Developing a conceptual framework for the combined application of knowledge mapping techniques, computational network analysis (IRU, Geary, DE Hohenheim Ec.) and agent-based modelling (IRU, CRESS), we will present a novel methodology that allows for a fully integrated and more comprehensive understanding of the governance of complex innovation systems than has hitherto been achieved.
In IPSE, we start from qualitative and quantitative empirical observations on knowledge generation and diffusion in innovation networks, and on policy goals. These are translated into formal approaches for computational investigation (IRU, CASL, CRESS, DE Hohenheim Ec.).
By creating a simulation platform, which reflects the dynamic evolution of innovation network structures and innovation performance (IRU, CRESS, DE Hohenheim Ec.), the IPSE project will allow the modelling of interactions between existing policies and business practices, future policy scenarios, and alternative business strategies.

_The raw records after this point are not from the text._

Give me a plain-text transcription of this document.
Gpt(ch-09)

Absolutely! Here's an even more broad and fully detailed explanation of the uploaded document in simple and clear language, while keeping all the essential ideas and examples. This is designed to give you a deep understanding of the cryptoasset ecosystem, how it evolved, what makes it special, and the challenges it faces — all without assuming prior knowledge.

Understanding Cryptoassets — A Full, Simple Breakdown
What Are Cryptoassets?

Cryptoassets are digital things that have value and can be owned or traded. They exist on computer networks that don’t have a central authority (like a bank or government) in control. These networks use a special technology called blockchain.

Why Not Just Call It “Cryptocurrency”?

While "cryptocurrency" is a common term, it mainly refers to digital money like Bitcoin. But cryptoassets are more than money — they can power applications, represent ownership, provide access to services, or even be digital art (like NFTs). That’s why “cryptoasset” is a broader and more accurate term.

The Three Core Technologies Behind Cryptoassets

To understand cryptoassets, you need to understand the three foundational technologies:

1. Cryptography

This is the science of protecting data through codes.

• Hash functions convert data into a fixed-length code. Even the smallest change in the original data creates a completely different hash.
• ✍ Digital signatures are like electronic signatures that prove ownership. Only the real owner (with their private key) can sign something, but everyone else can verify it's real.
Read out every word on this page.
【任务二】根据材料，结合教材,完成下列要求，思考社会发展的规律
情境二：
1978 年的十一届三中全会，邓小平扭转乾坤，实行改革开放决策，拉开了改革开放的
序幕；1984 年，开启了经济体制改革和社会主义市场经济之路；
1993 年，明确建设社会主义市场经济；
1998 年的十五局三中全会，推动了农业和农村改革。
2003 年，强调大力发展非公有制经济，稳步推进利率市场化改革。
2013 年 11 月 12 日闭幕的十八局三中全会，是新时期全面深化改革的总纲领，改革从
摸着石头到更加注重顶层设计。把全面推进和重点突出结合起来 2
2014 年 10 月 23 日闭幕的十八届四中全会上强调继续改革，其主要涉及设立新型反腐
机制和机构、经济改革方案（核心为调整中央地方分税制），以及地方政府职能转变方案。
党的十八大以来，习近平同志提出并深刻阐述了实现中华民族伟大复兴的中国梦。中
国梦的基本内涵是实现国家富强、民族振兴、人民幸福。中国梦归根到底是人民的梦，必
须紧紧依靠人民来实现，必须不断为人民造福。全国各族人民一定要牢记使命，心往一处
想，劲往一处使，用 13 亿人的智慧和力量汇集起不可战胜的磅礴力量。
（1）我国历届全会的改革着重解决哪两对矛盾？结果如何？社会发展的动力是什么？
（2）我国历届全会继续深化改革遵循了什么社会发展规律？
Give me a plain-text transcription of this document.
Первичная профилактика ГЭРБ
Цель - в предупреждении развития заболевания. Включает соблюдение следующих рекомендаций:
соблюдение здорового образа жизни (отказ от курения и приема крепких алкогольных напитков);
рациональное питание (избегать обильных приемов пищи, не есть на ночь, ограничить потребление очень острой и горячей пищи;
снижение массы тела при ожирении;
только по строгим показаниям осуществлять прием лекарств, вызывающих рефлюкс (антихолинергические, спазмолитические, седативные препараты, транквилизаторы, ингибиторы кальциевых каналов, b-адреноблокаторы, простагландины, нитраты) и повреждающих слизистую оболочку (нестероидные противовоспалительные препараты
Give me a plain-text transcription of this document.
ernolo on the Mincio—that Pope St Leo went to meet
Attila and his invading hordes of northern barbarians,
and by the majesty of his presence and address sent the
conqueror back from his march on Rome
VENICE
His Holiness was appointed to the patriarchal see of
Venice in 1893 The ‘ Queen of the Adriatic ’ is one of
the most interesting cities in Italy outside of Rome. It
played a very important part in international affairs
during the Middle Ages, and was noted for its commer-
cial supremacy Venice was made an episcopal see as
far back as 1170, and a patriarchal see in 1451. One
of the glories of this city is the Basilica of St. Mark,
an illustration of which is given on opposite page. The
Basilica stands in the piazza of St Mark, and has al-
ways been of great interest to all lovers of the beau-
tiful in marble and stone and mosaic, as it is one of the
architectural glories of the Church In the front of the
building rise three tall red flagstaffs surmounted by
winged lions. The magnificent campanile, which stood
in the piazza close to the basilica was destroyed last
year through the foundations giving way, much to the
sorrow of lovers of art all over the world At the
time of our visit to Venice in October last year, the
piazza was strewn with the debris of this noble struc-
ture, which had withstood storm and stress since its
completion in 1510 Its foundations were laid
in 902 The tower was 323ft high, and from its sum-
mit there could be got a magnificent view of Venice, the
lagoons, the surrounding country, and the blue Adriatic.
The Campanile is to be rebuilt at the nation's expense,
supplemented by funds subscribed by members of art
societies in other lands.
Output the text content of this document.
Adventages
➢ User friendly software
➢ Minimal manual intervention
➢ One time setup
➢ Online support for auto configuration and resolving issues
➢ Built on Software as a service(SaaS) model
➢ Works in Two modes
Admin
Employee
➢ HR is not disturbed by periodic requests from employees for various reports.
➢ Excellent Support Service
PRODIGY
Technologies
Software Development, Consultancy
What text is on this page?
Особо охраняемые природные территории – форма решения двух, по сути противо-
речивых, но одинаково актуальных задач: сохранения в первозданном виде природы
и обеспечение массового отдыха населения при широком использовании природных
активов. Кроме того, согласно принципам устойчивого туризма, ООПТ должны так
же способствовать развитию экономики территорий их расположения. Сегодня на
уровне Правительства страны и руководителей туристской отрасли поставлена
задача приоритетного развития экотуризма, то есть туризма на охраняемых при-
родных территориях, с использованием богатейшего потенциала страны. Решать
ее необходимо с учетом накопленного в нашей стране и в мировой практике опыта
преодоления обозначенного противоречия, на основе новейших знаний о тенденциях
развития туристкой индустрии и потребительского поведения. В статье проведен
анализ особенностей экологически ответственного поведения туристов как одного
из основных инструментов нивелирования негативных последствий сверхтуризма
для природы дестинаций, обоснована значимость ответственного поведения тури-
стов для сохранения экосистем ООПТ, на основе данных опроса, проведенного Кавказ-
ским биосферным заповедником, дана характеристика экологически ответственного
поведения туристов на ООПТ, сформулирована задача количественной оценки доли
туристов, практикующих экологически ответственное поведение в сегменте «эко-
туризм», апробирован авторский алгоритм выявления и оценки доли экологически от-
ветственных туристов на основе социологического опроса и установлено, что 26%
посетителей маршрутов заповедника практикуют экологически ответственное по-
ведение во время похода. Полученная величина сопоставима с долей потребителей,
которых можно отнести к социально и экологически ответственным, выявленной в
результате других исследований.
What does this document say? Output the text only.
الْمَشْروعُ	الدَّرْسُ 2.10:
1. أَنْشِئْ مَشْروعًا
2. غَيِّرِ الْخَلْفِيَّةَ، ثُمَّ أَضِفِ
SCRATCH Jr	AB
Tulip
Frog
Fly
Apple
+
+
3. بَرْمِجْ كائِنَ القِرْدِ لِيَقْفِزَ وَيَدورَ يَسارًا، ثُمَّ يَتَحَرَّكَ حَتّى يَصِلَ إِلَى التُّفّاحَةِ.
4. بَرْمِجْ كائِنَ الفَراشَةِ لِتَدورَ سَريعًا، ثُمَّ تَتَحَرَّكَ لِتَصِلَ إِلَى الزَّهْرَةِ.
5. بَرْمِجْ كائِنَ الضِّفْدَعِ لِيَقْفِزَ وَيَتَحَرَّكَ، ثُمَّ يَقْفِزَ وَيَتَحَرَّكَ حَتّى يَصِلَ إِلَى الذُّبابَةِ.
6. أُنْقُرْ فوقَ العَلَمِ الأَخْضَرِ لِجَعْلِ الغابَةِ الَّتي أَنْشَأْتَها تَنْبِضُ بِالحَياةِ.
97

We need to identify access points for policy advice and firm management to find the "optimal" design of strategies enabling policy makers and corporate managers to rehearse their strategies before realisation. In IPSE’s scenario modelling we have to identify areas, which need intervention (IRU), to specify the desired states launched by Irish innovation policies, to find the regulating mechanisms, to suggest policy formation and implementation strategies, and to control and evaluate the robustness of the policies proposed.
The results of this work are re-translated into conceptual frameworks that are useful and comprehensible to potential users, above all policy makers (IRU). This task has to deliver a communicable but complexity-adapted way to support policy design and analysis in innovation networks. Developing and communicating scenarios for the future relationship between socio-economic, environmental, and social issues will reduce risks and allow the optimal allocation of resources for innovation policy makers on all levels.